At a pool hall at Portsmouth, New Hampshire, where Bud Light flows on tap and workers from a nearby Navy shipyard come to play, nobody over 40 years of age knew about the Dylan Mulvaney-Bud Light controversy. Dennis Grobe, a 66-year-old retired shipyard worker with a Bud Light in hand, tells the Sun he isn’t concerned about with whom the beer company partners. He likes his beer and that’s that.

Bud Light is America’s bestselling beer. It is synonymous with football and college frat parties. That’s not exactly the Dylan Mulvaney fan base. Yet Bud Light needs to attract the next generation of beer drinkers. Twenty percent of Gen Z adults identify as LGBT, according to Gallup That’s the generation who watches TikTok and follows Ms. Mulvaney.

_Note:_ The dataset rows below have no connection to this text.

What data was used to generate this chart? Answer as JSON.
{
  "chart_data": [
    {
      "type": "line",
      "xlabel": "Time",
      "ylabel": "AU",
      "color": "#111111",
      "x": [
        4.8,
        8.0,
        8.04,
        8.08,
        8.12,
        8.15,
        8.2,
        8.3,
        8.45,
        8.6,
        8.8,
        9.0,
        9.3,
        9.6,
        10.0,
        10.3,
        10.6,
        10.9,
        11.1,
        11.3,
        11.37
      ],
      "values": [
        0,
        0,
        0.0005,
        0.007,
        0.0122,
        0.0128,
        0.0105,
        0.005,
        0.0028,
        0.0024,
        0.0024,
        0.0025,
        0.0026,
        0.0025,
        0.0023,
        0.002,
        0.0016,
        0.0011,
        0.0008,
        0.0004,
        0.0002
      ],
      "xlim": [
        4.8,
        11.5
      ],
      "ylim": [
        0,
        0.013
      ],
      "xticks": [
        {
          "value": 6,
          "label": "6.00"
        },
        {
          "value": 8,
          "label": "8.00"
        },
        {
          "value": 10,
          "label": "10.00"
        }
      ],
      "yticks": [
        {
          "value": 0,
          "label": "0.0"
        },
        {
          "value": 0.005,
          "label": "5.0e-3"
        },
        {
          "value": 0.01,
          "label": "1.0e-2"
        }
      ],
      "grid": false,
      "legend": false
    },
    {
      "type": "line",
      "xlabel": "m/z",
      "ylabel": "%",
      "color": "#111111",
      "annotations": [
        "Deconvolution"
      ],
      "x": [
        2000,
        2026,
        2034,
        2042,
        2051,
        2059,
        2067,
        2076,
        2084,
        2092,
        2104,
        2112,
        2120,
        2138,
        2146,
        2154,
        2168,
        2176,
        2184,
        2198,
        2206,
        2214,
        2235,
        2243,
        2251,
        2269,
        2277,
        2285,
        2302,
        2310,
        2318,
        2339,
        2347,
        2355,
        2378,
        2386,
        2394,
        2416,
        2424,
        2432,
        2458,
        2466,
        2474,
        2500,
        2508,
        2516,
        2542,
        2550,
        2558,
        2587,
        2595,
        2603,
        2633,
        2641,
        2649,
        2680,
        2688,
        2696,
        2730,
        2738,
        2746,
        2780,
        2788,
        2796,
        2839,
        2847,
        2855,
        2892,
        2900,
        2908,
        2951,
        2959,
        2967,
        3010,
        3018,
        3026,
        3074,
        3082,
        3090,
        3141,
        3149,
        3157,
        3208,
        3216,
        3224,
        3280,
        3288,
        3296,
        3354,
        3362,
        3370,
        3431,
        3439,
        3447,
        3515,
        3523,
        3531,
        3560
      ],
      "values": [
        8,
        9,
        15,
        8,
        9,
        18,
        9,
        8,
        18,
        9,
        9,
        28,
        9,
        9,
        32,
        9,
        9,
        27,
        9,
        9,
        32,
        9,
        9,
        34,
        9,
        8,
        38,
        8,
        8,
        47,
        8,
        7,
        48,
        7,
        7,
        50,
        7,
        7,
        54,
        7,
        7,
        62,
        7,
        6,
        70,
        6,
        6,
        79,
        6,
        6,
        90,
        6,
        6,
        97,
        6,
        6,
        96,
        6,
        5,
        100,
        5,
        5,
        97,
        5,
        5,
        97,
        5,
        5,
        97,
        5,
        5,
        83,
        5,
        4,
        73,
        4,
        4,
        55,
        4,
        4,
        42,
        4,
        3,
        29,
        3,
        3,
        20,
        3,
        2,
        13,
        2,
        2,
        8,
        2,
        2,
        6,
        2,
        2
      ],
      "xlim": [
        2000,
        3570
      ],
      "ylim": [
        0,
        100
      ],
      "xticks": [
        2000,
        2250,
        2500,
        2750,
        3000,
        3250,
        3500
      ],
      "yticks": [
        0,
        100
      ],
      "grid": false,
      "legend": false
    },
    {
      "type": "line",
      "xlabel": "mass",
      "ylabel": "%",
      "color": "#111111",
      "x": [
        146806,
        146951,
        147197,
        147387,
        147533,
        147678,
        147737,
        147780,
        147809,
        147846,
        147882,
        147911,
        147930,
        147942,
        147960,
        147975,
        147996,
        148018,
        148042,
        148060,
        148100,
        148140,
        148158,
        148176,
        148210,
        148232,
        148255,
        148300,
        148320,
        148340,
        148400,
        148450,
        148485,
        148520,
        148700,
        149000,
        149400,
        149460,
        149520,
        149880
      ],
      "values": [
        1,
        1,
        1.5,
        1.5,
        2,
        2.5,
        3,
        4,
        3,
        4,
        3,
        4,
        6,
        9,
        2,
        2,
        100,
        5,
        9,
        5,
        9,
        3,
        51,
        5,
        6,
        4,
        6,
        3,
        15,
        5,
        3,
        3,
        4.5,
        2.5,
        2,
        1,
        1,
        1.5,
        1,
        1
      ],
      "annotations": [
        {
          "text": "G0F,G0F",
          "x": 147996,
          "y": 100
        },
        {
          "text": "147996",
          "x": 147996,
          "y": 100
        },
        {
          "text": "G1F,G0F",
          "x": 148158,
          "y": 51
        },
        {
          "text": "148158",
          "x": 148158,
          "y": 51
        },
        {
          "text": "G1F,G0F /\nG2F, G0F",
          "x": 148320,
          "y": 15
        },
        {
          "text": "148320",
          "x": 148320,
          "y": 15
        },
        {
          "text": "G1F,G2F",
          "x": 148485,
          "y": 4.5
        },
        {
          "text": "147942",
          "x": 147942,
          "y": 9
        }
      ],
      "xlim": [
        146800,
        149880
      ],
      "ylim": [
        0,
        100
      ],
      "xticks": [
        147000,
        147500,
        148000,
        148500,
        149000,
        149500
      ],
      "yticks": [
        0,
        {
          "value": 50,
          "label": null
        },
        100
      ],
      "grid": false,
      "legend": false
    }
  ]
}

“Putting a trans woman’s face on a package of Bud Light is like putting Donald Trump’s face on a package of quinoa,” a 30-year-old self-described “raging lesbian,” Coral Shields, tells the Sun. At the pool hall, she and her friends were not drinking Bud Light, but they say “stirring the pot” is a good marketing strategy. 

“When is the last time you had a conversation about Bud Light?” Ms. Shields says. “Exactly.”